The compromised website logins include 318,121 Facebook accounts; 59,549 Yahoo accounts; 54,437 Google accounts, and 21,708 Twitter accounts.

"As one might expect, most of the compromised web log-ins belong to popular websites and services such as Facebook, Google, Yahoo, Twitter, LinkedIn, etc.," the Spider Labs team stated."Another interesting item on the list is the payroll service provider adp.com. It is only natural to have such domains in the mix, but it is surprising to see it ranked #9 on the top domains list. Facebook accounts are a nice catch for cyber criminals, but payroll services accounts could actually have direct financial repercussions."

The geo-locations breakdown revealed that users in the Netherlands were heavily targeted with 97.17 percent of the stolen passwords coming from the country. Thailand, Germany, Singapore, Indonesia were also on top of the list. Only around 2,000 credentials were stolen from computer users in the United States.

The security experts also looked into the quality of the passwords that were compromised.

"Since we couldn't think of anything to do with two million credentials for popular websites, social media, and email accounts; we decided to make some use of the quantity to look into users' password selection habits.

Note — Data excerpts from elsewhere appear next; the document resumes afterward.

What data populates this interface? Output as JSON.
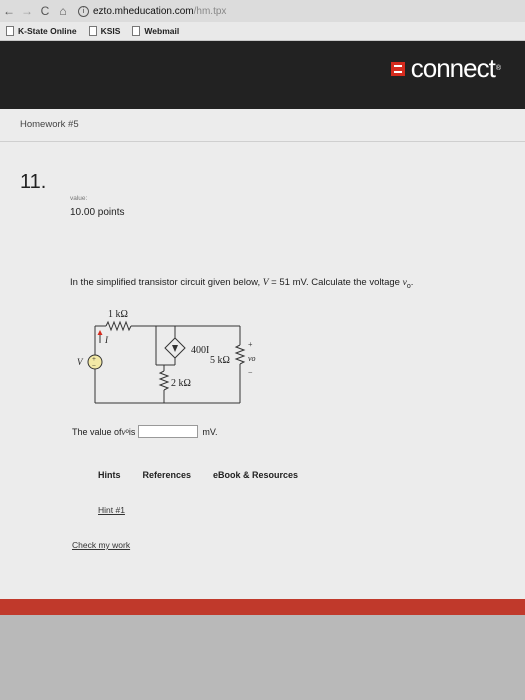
{
  "browser": {
    "back": "←",
    "forward": "→",
    "reload": "C",
    "home": "⌂",
    "info": "i",
    "url_host": "ezto.mheducation.com",
    "url_path": "/hm.tpx",
    "bookmarks": [
      "K-State Online",
      "KSIS",
      "Webmail"
    ]
  },
  "header": {
    "logo_text": "connect",
    "logo_tm": "®",
    "brand_color": "#d52b1e"
  },
  "homework": {
    "title": "Homework #5"
  },
  "question": {
    "number": "11.",
    "value_label": "value:",
    "points": "10.00 points",
    "prompt_pre": "In the simplified transistor circuit given below, ",
    "prompt_var": "V",
    "prompt_eq": " = 51 mV. Calculate the voltage ",
    "prompt_target": "v",
    "prompt_target_sub": "o",
    "prompt_end": "."
  },
  "circuit": {
    "r1_label": "1 kΩ",
    "current_label": "I",
    "source_label": "V",
    "source_sign": "+",
    "source_minus": "−",
    "dep_label": "400I",
    "r2_label": "2 kΩ",
    "r3_label": "5 kΩ",
    "vo_label": "vo",
    "vo_plus": "+",
    "vo_minus": "−"
  },
  "answer": {
    "prefix": "The value of ",
    "var": "v",
    "var_sub": "o",
    "mid": " is",
    "value": "",
    "unit": "mV."
  },
  "tabs": [
    "Hints",
    "References",
    "eBook & Resources"
  ],
  "hint_link": "Hint #1",
  "check_link": "Check my work"
}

Unfortunately, the most commonly used passwords were far from what your CISO would like to see..," the team from Spider Labs stated.

The top 10 passwords listed included "123456" (15,820 entries); "123456789" (4,875); "1234" (3,135); and "password" (2,212). Based on the length and characters used, the team classified only 5 percent of the passwords as strong, 6 percent as terrible, 28 percent as medium, and 17 percent good.